By Eric B. Meyer
Over the weekend Kara Swisher on AllThingsD.com reported that Yahoo, under its new leadership, will implement a no-telecommuting rule, effective June 1.
Swisher posted a copy of the internal Yahoo memorandum to its employees, in which the company underscores the “critical” need to be at the office versus working form home where “speed and quality are often compromised.”
Sounds good in theory. But I have a little monkey-wrench.
How about the Americans with Disabilities Act?
Under the ADA, an employer must provide a reasonable accommodation to disabled employees where doing so will allow them to perform the essential functions of their job. As I’ve written here before, telecommuting may be a reasonable accommodation for an employee with a disability.
How can a business determine whether telecommuting is a reasonable accommodation?
Well, it all begins with an individualized assessment of the employee and an interactive dialogue to discuss whether telecommuting is reasonable under the particular facts and circumstances affecting the employee. Conversely, generalizations and other other inflexible attendance rules, have gotten other employers into trouble.
Maybe Yahoo has a reasonable-accommodation policy that will trump its new edict. Otherwise, its new rule may be a recipe for disaster.
To become the absolute best place to work, communication and collaboration will be important, so we need to be working side-by-side. That is why it is critical that we are all present in our offices. Some of the best decisions and insights come from hallway and cafeteria discussions, meeting new people, and impromptu team meetings. Speed and quality are often sacrificed when we work from home. We need to be one Yahoo!, and that starts with physically being together.

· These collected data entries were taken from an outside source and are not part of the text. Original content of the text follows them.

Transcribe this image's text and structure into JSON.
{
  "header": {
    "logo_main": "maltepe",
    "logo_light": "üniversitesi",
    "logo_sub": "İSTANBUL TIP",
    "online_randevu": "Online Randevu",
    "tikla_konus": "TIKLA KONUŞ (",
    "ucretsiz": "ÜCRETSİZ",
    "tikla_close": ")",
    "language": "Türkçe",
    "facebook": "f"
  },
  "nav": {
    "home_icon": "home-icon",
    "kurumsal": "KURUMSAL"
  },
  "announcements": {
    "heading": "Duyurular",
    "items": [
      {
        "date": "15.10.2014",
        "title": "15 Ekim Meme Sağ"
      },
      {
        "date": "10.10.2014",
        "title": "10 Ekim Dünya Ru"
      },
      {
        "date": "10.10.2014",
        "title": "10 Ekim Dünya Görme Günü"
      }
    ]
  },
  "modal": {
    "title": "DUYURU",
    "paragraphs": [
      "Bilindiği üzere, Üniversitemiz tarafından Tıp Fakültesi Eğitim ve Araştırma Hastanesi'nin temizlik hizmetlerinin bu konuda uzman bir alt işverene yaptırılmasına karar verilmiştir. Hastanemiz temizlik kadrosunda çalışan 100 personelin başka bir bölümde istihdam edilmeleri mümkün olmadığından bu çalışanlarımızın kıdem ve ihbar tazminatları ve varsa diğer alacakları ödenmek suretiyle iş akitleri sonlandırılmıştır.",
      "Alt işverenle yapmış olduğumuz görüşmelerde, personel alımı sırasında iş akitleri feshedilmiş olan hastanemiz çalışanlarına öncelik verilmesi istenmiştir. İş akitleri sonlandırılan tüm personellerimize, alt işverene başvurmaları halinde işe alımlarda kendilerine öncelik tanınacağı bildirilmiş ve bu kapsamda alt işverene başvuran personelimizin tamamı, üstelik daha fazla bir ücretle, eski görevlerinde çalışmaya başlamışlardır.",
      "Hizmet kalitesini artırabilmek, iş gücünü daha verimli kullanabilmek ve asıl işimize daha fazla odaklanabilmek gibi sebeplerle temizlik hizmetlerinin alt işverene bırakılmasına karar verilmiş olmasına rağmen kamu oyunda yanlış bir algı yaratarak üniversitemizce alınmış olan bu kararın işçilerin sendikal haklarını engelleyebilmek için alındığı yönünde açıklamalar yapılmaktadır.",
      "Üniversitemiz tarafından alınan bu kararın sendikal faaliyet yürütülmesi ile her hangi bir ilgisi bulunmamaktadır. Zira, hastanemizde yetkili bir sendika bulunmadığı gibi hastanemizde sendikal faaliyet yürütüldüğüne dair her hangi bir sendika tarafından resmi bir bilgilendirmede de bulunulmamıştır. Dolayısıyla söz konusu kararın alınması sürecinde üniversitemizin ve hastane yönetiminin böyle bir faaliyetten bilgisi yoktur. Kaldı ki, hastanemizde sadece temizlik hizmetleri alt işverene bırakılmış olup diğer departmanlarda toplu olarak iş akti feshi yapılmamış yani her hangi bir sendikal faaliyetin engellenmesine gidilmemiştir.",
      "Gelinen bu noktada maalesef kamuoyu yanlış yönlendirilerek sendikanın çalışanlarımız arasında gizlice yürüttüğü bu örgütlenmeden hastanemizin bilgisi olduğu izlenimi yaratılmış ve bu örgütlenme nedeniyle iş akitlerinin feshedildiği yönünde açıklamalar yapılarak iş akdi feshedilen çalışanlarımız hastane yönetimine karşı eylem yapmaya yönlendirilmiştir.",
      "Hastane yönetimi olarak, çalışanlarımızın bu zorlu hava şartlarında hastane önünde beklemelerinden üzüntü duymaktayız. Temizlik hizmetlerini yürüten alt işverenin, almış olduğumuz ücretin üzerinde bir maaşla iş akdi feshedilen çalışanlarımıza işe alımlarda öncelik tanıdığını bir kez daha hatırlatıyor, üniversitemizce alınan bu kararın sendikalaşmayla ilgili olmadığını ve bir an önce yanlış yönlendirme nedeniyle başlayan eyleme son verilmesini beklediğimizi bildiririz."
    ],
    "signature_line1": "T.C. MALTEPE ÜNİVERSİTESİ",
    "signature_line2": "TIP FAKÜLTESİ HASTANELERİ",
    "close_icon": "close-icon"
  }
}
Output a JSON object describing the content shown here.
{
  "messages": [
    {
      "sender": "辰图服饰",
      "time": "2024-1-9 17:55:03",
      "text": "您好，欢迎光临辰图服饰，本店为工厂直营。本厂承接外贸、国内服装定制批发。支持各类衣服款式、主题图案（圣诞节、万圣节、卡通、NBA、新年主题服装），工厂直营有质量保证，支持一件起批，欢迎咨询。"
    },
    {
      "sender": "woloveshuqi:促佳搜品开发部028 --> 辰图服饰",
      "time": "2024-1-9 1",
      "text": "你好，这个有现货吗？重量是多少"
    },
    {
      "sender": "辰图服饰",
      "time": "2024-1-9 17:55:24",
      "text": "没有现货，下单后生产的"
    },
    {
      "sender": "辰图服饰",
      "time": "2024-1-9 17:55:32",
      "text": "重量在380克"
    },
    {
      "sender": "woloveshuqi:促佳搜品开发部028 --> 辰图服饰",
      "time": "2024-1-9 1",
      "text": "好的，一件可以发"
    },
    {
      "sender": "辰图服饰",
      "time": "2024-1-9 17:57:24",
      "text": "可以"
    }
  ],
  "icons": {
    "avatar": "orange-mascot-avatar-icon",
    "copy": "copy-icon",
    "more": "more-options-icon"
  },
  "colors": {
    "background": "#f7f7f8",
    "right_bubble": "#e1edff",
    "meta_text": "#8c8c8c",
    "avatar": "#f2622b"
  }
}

Beginning in June, we’re asking all employees with work-from-home arrangements to work in Yahoo! offices. If this impacts you, your management has already been in touch with next steps. And, for the rest of us who occasionally have to stay home for the cable guy, please use your best judgment in the spirit of collaboration. Being a Yahoo isn’t just about your day-to-day job, it is about the interactions and experiences that are only possible in our offices.”